RecRecojo las cuartillas, las enrollo y salgo sin decir nada. Camino hacia el cuarto donde vivo desde hace meses. Cualquier día de éstos me desalojan; no logro hacer un relato que funcione. Miro las hojas que traigo en la mano y las lanzo a un bote de basura que encuentro en el camino. Tal vez, en una casualidad inverosímil, pases por aquí, las rescates entre los escombros y te atrevas a leerlas.

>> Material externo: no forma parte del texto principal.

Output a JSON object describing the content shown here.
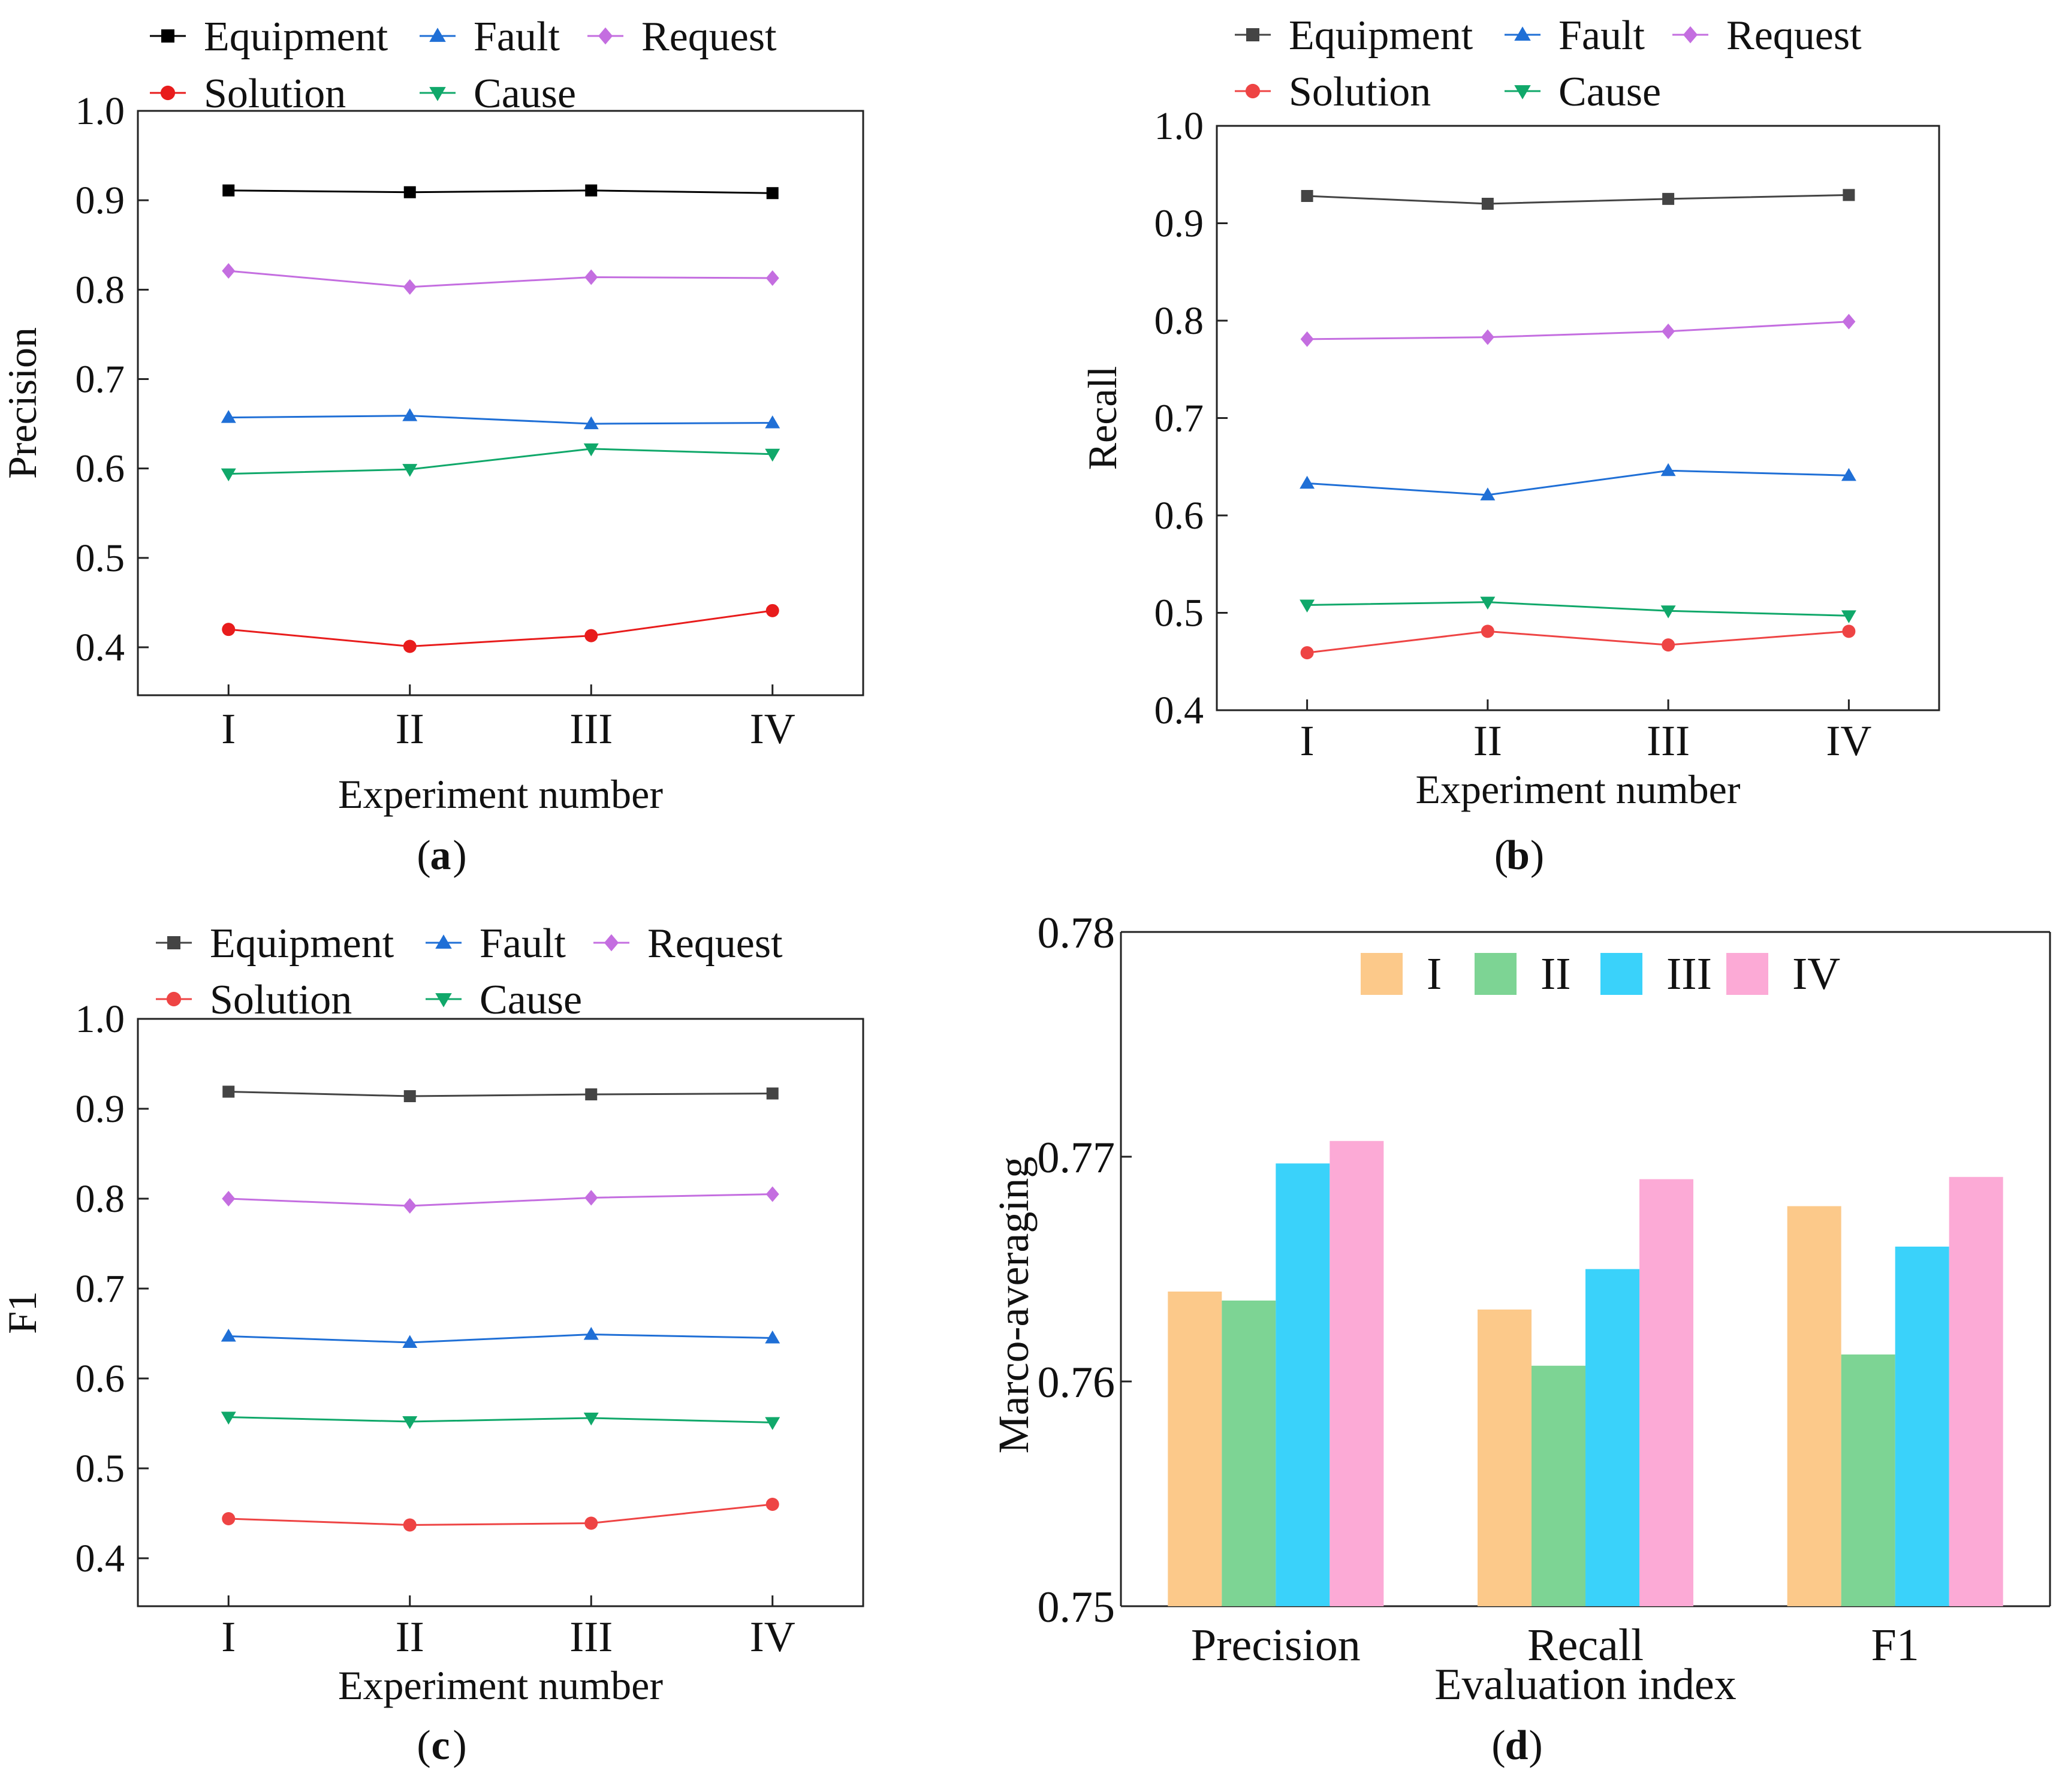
{
  "chart_data": [
    {
      "type": "line",
      "panel_label": "a",
      "xlabel": "Experiment number",
      "ylabel": "Precision",
      "categories": [
        "I",
        "II",
        "III",
        "IV"
      ],
      "ylim": [
        0.35,
        1.0
      ],
      "yticks": [
        "0.4",
        "0.5",
        "0.6",
        "0.7",
        "0.8",
        "0.9",
        "1.0"
      ],
      "legend_position": "top",
      "series": [
        {
          "name": "Equipment",
          "color": "#000000",
          "marker": "square",
          "values": [
            0.911,
            0.909,
            0.911,
            0.908
          ]
        },
        {
          "name": "Fault",
          "color": "#1f6fd6",
          "marker": "triangle-up",
          "values": [
            0.657,
            0.659,
            0.65,
            0.651
          ]
        },
        {
          "name": "Request",
          "color": "#c46ee0",
          "marker": "diamond",
          "values": [
            0.821,
            0.803,
            0.814,
            0.813
          ]
        },
        {
          "name": "Solution",
          "color": "#e81c1c",
          "marker": "circle",
          "values": [
            0.42,
            0.401,
            0.413,
            0.441
          ]
        },
        {
          "name": "Cause",
          "color": "#10a86a",
          "marker": "triangle-down",
          "values": [
            0.594,
            0.599,
            0.622,
            0.616
          ]
        }
      ]
    },
    {
      "type": "line",
      "panel_label": "b",
      "xlabel": "Experiment number",
      "ylabel": "Recall",
      "categories": [
        "I",
        "II",
        "III",
        "IV"
      ],
      "ylim": [
        0.4,
        1.0
      ],
      "yticks": [
        "0.4",
        "0.5",
        "0.6",
        "0.7",
        "0.8",
        "0.9",
        "1.0"
      ],
      "legend_position": "top",
      "series": [
        {
          "name": "Equipment",
          "color": "#444444",
          "marker": "square",
          "values": [
            0.928,
            0.92,
            0.925,
            0.929
          ]
        },
        {
          "name": "Fault",
          "color": "#1f6fd6",
          "marker": "triangle-up",
          "values": [
            0.633,
            0.621,
            0.646,
            0.641
          ]
        },
        {
          "name": "Request",
          "color": "#c46ee0",
          "marker": "diamond",
          "values": [
            0.781,
            0.783,
            0.789,
            0.799
          ]
        },
        {
          "name": "Solution",
          "color": "#ee4444",
          "marker": "circle",
          "values": [
            0.459,
            0.481,
            0.467,
            0.481
          ]
        },
        {
          "name": "Cause",
          "color": "#10a86a",
          "marker": "triangle-down",
          "values": [
            0.508,
            0.511,
            0.502,
            0.497
          ]
        }
      ]
    },
    {
      "type": "line",
      "panel_label": "c",
      "xlabel": "Experiment number",
      "ylabel": "F1",
      "categories": [
        "I",
        "II",
        "III",
        "IV"
      ],
      "ylim": [
        0.35,
        1.0
      ],
      "yticks": [
        "0.4",
        "0.5",
        "0.6",
        "0.7",
        "0.8",
        "0.9",
        "1.0"
      ],
      "legend_position": "top",
      "series": [
        {
          "name": "Equipment",
          "color": "#444444",
          "marker": "square",
          "values": [
            0.919,
            0.914,
            0.916,
            0.917
          ]
        },
        {
          "name": "Fault",
          "color": "#1f6fd6",
          "marker": "triangle-up",
          "values": [
            0.647,
            0.64,
            0.649,
            0.645
          ]
        },
        {
          "name": "Request",
          "color": "#c46ee0",
          "marker": "diamond",
          "values": [
            0.8,
            0.792,
            0.801,
            0.805
          ]
        },
        {
          "name": "Solution",
          "color": "#ee4444",
          "marker": "circle",
          "values": [
            0.444,
            0.437,
            0.439,
            0.46
          ]
        },
        {
          "name": "Cause",
          "color": "#10a86a",
          "marker": "triangle-down",
          "values": [
            0.557,
            0.552,
            0.556,
            0.551
          ]
        }
      ]
    },
    {
      "type": "bar",
      "panel_label": "d",
      "xlabel": "Evaluation index",
      "ylabel": "Marco-averaging",
      "categories": [
        "Precision",
        "Recall",
        "F1"
      ],
      "ylim": [
        0.75,
        0.78
      ],
      "yticks": [
        "0.75",
        "0.76",
        "0.77",
        "0.78"
      ],
      "legend_position": "top",
      "series": [
        {
          "name": "I",
          "color": "#fcc98a",
          "values": [
            0.764,
            0.7632,
            0.7678
          ]
        },
        {
          "name": "II",
          "color": "#7dd494",
          "values": [
            0.7636,
            0.7607,
            0.7612
          ]
        },
        {
          "name": "III",
          "color": "#3ad2fa",
          "values": [
            0.7697,
            0.765,
            0.766
          ]
        },
        {
          "name": "IV",
          "color": "#fcaad6",
          "values": [
            0.7707,
            0.769,
            0.7691
          ]
        }
      ]
    }
  ]
}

X La imagen del rompecabezas

El El cuadro está dividido en dos partes: a la derecha, una mujer sentada en un sillón recargada en el respaldo, entre sus manos tiene una taza con un líquido que humea. Su mirada parece extraviada en lo que observa a través de una ventana. La imagen es de color sepia. A la izquierda, se puede ver lo que hay del otro lado del cristal: un jardín inmenso rodeado de césped brillante y árboles frondosos. Al fondo, el Partenón, levantándose majestuoso con sus altas columnas tocando el azul intenso del cielo.